Many governments will simply not want the hassle or waste time and resources on this. Another plus is that the court concluded fossil fuel production is included in the scope of conduct that can potentially be in breach of international law. It has put the big producers of fossil fuels on notice.
Allowing new production projects or granting fossil fuel subsidies can be a breach of international law and can constitute a wrongful act.
Now here comes the "however." The court's advisory opinions are not legally binding, and the court cannot compel countries to abide by its findings. Many will not (read China and the U.S.) Neither the U.S. nor China is part of its compulsory jurisdiction. You have Ronald Reagan to thank for that.
The opinion stops short of creating direct obligations under international law, as well. Instead, it affirmed the duty of states to regulate private actors (businesses) more effectively. There are ways to address this, such as closing regulatory gaps, ensuring businesses internalize risk, and avoiding becoming safe havens for corporate climate irresponsibility.
However, governments must have the political will to do so. Right-wing governments, in vogue at present, are not on board with saving the planet and reducing climate change. They often downplay its risks or dismiss it as a hoax.
Moreover, a lack of clarity on enforcement mechanisms, the voluntary nature of many corporate climate pledges and jurisdictional limits seem to have prevented the court from imposing more stringent obligations on high-emitting corporations.
Developed countries argued during hearings that existing climate agreements, including the landmark UN Paris deal of 2015, are sufficient and no further legal obligations should be imposed.
If a country is meeting these obligations, and in some cases going further, its argument is simply "pick on someone else."
However, the court rejected arguments from some high-emitting states that climate treaties are the only applicable law to the climate crisis, excluding broader international law. It found that multiple sources of law impose legal duties on states to prevent “transboundary environmental harm,” act with precaution, and take due diligence measures to reduce greenhouse gas emissions and adapt to the adverse impacts of climate change.
While greenhouse gas emissions are not unlawful, the court stated that failure to take appropriate measures to prevent foreseeable harm can constitute a wrongful act attributable to the state. But the lawyers reading this will now say, "What does ‘can’ mean?" It means not necessarily.
The court also said that states "can" provide reassurance against further breaches. There is a gaping loophole. The final part of this equation is the hard part: it will require immense amounts of evidence to prove a particular country is at fault.

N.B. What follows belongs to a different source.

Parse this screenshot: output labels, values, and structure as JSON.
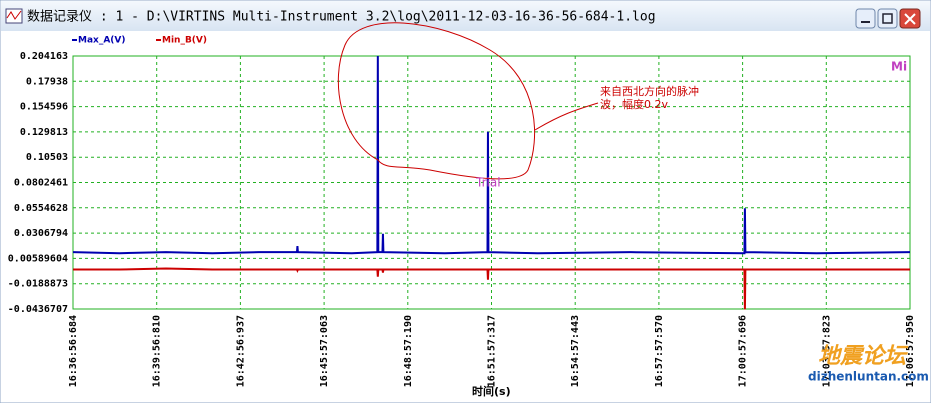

While the court did not apportion blame or quantify compensation, it clarified that such determinations are legally permissible but-- and it is a big but-- it must be made on a case-by-case basis based on a “sufficiently direct and certain causal nexus” between the wrongful act and the harm suffered.
The ruling commits nations to work together in a cooperative and good-faith manner. Europe has been burning fossil fuels since the Industrial Revolution. It has already done a lot to clean up its act – and is doing more.
Other countries have far less. Smaller countries may, therefore, wish to think twice about whom they take to court and why, lest diplomatic rifts cause aid packages to dry up.
Nevertheless, this ruling provides smaller countries and the Pacific with much greater leverage. The opinion carries weight as an authoritative interpretation of law, and has the potential to reshape global climate governance. We should all be celebrating.